To assuage a bit of guilt. Yes, I have a business degree, and yes it’s from the same university from which I’m now seeking an MBA. However, my brain just wasn’t geared for learning in those four years, and what little sank in atrophied in the following five years as I took on a series of technical jobs. Around the time I signed up for the MBA I was back on the business side of things and starting to use those parts of my brain again, but I always felt like I hadn’t used those years as well as I could have. Signing up for the MBA helped me make up for that.

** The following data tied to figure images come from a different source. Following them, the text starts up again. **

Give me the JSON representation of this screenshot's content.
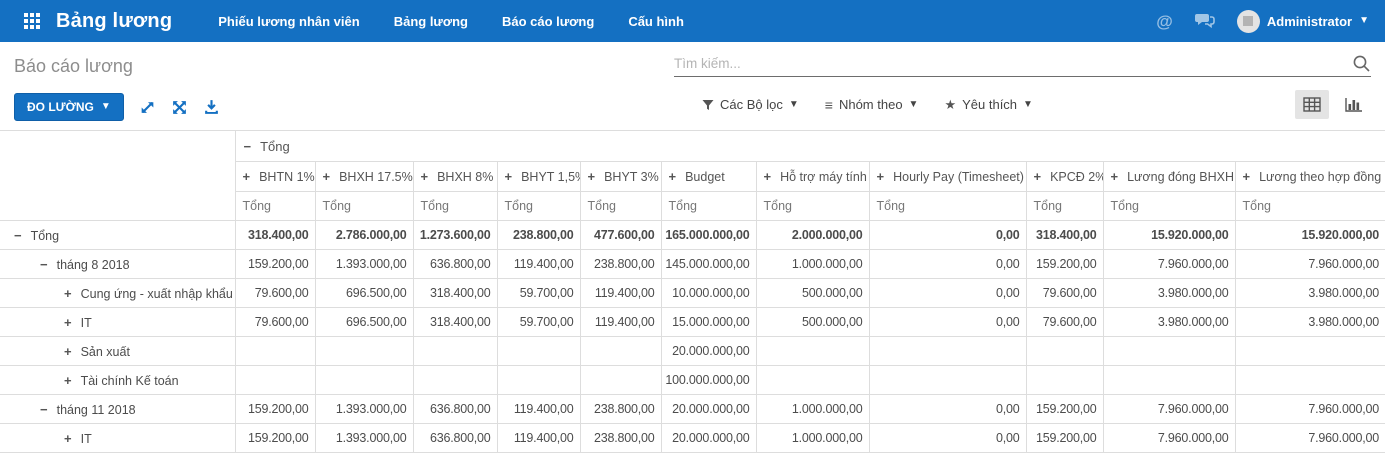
{
  "navbar": {
    "app_title": "Bảng lương",
    "menu_items": [
      {
        "label": "Phiếu lương nhân viên"
      },
      {
        "label": "Bảng lương"
      },
      {
        "label": "Báo cáo lương"
      },
      {
        "label": "Cấu hình"
      }
    ],
    "mentions_icon": "@",
    "user_name": "Administrator"
  },
  "control_panel": {
    "breadcrumb": "Báo cáo lương",
    "search": {
      "placeholder": "Tìm kiếm...",
      "value": ""
    },
    "measures_button": "ĐO LƯỜNG",
    "filters_button": "Các Bộ lọc",
    "groupby_button": "Nhóm theo",
    "favorites_button": "Yêu thích",
    "active_view": "pivot"
  },
  "pivot": {
    "column_group": {
      "label": "Tổng",
      "expanded": true
    },
    "aggregate_label": "Tổng",
    "measure_columns": [
      "BHTN 1%",
      "BHXH 17.5%",
      "BHXH 8%",
      "BHYT 1,5%",
      "BHYT 3%",
      "Budget",
      "Hỗ trợ máy tính",
      "Hourly Pay (Timesheet)",
      "KPCĐ 2%",
      "Lương đóng BHXH",
      "Lương theo hợp đồng"
    ],
    "rows": [
      {
        "label": "Tổng",
        "level": 0,
        "expanded": true,
        "total": true,
        "values": [
          "318.400,00",
          "2.786.000,00",
          "1.273.600,00",
          "238.800,00",
          "477.600,00",
          "165.000.000,00",
          "2.000.000,00",
          "0,00",
          "318.400,00",
          "15.920.000,00",
          "15.920.000,00"
        ]
      },
      {
        "label": "tháng 8 2018",
        "level": 1,
        "expanded": true,
        "total": false,
        "values": [
          "159.200,00",
          "1.393.000,00",
          "636.800,00",
          "119.400,00",
          "238.800,00",
          "145.000.000,00",
          "1.000.000,00",
          "0,00",
          "159.200,00",
          "7.960.000,00",
          "7.960.000,00"
        ]
      },
      {
        "label": "Cung ứng - xuất nhập khẩu",
        "level": 2,
        "expanded": false,
        "total": false,
        "values": [
          "79.600,00",
          "696.500,00",
          "318.400,00",
          "59.700,00",
          "119.400,00",
          "10.000.000,00",
          "500.000,00",
          "0,00",
          "79.600,00",
          "3.980.000,00",
          "3.980.000,00"
        ]
      },
      {
        "label": "IT",
        "level": 2,
        "expanded": false,
        "total": false,
        "values": [
          "79.600,00",
          "696.500,00",
          "318.400,00",
          "59.700,00",
          "119.400,00",
          "15.000.000,00",
          "500.000,00",
          "0,00",
          "79.600,00",
          "3.980.000,00",
          "3.980.000,00"
        ]
      },
      {
        "label": "Sản xuất",
        "level": 2,
        "expanded": false,
        "total": false,
        "values": [
          "",
          "",
          "",
          "",
          "",
          "20.000.000,00",
          "",
          "",
          "",
          "",
          ""
        ]
      },
      {
        "label": "Tài chính Kế toán",
        "level": 2,
        "expanded": false,
        "total": false,
        "values": [
          "",
          "",
          "",
          "",
          "",
          "100.000.000,00",
          "",
          "",
          "",
          "",
          ""
        ]
      },
      {
        "label": "tháng 11 2018",
        "level": 1,
        "expanded": true,
        "total": false,
        "values": [
          "159.200,00",
          "1.393.000,00",
          "636.800,00",
          "119.400,00",
          "238.800,00",
          "20.000.000,00",
          "1.000.000,00",
          "0,00",
          "159.200,00",
          "7.960.000,00",
          "7.960.000,00"
        ]
      },
      {
        "label": "IT",
        "level": 2,
        "expanded": false,
        "total": false,
        "values": [
          "159.200,00",
          "1.393.000,00",
          "636.800,00",
          "119.400,00",
          "238.800,00",
          "20.000.000,00",
          "1.000.000,00",
          "0,00",
          "159.200,00",
          "7.960.000,00",
          "7.960.000,00"
        ]
      }
    ]
  },
  "colors": {
    "navbar": "#1470c2",
    "accent": "#1470c2",
    "border": "#dddddd",
    "text": "#4c4c4c"
  }
}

To create a good network of colleagues. Networking isn’t something I do well, or easily. It’s anathema to an introvert. My afore-mentioned colleague (and other people I’d since met who’d gone through the program) talked about the benefits of being thrown into a group of 30 people from all over the company and the networks that develop just by dint of being locked in a room with them. So far it’s worked pretty well; I know more people in different parts of my company (and country) now, and I’ve developed some pretty good friendships too.
I just always feel the need to learn something. Fish gotta swim, birds gotta fly, Dan’s gotta learn something new. I’m not happy unless I’m learning something on a semi-regular basis. As much as I’m looking forward to finishing this thing, I know that two months after I graduate I’ll take for German lessons or teach myself Python or sign up for digital photography classes. Actually, maybe I should delay the education for a little longer and sign myself up for a 10k…

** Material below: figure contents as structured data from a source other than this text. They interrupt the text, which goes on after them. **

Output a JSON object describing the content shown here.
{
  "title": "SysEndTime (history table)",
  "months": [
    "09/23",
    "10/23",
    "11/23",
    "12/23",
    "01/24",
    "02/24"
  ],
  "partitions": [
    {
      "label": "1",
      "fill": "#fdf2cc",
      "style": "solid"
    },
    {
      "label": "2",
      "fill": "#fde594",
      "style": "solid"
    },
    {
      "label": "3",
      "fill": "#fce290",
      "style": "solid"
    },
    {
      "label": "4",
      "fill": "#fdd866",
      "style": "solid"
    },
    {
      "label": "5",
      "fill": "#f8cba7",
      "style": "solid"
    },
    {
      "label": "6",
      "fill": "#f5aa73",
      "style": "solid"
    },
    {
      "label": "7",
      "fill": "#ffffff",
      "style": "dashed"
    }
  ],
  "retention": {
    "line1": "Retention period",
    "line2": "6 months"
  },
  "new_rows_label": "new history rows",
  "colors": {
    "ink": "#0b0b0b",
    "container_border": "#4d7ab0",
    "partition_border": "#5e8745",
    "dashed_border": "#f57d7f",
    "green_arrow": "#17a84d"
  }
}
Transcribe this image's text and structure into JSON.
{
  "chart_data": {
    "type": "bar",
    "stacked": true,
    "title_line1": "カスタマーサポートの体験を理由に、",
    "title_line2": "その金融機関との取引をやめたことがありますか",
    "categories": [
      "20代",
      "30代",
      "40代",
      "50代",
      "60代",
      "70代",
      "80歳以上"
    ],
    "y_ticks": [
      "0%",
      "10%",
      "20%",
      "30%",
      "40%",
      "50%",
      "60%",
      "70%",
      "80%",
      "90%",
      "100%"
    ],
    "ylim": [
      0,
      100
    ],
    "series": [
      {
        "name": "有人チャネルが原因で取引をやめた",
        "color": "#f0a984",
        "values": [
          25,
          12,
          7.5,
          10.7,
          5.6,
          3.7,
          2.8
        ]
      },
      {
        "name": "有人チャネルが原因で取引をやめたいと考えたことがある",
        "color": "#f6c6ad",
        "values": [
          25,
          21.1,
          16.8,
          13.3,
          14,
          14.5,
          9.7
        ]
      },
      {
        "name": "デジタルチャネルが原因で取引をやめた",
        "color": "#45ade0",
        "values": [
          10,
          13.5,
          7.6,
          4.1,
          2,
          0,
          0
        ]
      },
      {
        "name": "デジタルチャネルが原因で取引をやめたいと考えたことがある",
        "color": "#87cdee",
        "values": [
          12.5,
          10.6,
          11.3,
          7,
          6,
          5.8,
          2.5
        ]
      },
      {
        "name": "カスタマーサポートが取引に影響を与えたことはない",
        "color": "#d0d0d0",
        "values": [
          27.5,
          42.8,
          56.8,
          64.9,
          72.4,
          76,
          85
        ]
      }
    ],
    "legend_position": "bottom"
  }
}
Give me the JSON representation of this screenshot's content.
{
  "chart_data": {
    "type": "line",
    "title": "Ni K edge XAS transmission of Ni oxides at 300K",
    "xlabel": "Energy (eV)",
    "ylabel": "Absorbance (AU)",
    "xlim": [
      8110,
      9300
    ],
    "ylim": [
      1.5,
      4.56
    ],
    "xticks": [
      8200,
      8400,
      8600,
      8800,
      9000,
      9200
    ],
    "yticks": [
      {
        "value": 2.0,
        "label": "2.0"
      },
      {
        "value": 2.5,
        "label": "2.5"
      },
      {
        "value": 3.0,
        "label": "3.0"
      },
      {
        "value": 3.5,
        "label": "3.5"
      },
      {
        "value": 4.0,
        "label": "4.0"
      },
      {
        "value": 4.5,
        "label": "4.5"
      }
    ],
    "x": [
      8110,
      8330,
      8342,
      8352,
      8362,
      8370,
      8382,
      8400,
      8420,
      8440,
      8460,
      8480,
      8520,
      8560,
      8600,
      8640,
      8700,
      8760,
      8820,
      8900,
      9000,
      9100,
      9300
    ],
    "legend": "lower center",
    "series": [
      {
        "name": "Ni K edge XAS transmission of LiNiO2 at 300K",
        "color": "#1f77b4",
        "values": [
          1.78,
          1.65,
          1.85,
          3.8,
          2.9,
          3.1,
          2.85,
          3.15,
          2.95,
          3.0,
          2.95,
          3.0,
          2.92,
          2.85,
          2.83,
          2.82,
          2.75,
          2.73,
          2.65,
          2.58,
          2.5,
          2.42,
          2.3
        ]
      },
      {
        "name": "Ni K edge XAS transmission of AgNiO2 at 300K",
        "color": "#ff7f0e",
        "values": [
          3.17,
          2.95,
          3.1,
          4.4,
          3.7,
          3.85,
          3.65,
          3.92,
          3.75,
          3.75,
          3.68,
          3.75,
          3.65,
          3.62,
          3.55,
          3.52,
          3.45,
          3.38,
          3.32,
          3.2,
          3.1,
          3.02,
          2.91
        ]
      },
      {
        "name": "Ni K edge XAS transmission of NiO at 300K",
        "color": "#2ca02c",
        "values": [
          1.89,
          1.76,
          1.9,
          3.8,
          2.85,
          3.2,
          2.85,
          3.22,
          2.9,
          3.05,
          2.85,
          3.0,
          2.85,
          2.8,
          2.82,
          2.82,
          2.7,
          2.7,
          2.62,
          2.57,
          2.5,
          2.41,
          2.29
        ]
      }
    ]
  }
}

Any of those strike you as weird? I’ve had people tell me they wouldn’t have signed up for four years of lost evenings and weekends for any of those reasons.
[tags]mba[/tags]
If it were easy, everybody would be doing it.

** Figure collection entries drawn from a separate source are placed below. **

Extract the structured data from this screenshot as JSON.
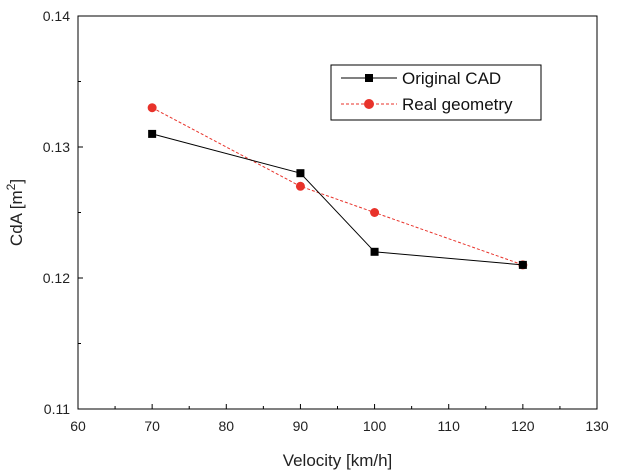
{
  "chart_data": {
    "type": "line",
    "x": [
      70,
      90,
      100,
      120
    ],
    "series": [
      {
        "name": "Original CAD",
        "values": [
          0.131,
          0.128,
          0.122,
          0.121
        ],
        "color": "#000000",
        "marker": "square",
        "line_style": "solid"
      },
      {
        "name": "Real geometry",
        "values": [
          0.133,
          0.127,
          0.125,
          0.121
        ],
        "color": "#e8322a",
        "marker": "circle",
        "line_style": "dashed"
      }
    ],
    "xlabel": "Velocity [km/h]",
    "ylabel": "CdA [m",
    "ylabel_superscript": "2",
    "ylabel_suffix": "]",
    "xlim": [
      60,
      130
    ],
    "ylim": [
      0.11,
      0.14
    ],
    "x_ticks": [
      "60",
      "70",
      "80",
      "90",
      "100",
      "110",
      "120",
      "130"
    ],
    "y_ticks": [
      "0.11",
      "0.12",
      "0.13",
      "0.14"
    ],
    "grid": false,
    "legend_position": "top-right"
  }
}
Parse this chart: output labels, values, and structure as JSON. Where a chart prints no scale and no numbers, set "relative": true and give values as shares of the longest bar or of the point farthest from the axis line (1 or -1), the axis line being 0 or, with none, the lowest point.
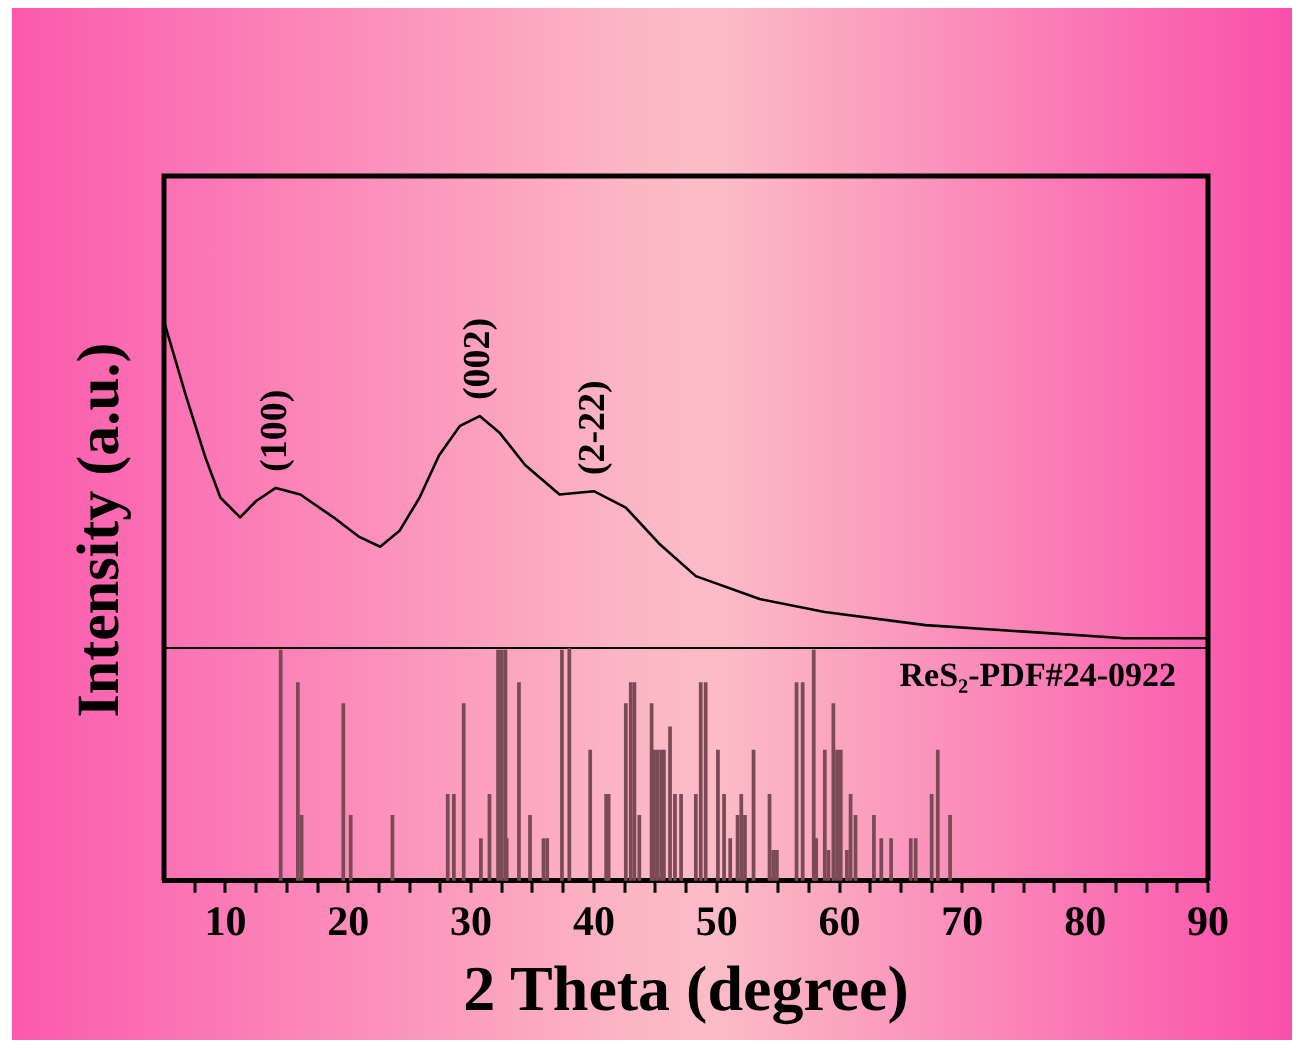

In the same way, I find it hard to explain to people why I’m up at most mornings at 5am. Why I go for days at a time without eating, and why tomorrow at lunchtime I’m going to be sitting in a sauna in a sweatsuit.
What makes it worthwhile is finding out what you’re capable of.
OK, well, I think you’re crazy for all that stuff. But I guess everyone’s crazy; it just depends on what brand. Me, I’m the kind of crazy who considers himself a failure for only watching 61 new movies so far this year.
I never thought of the MBA as a test, though, when I signed up. I guess that’s the nature of this particular program: four years of part-time makes for a marathon, not a sprint. They made that point with us too: we started in one Olympic year (Athens 2004) and we’ll finish in another (Beijing 2008), so it all tied together nicely.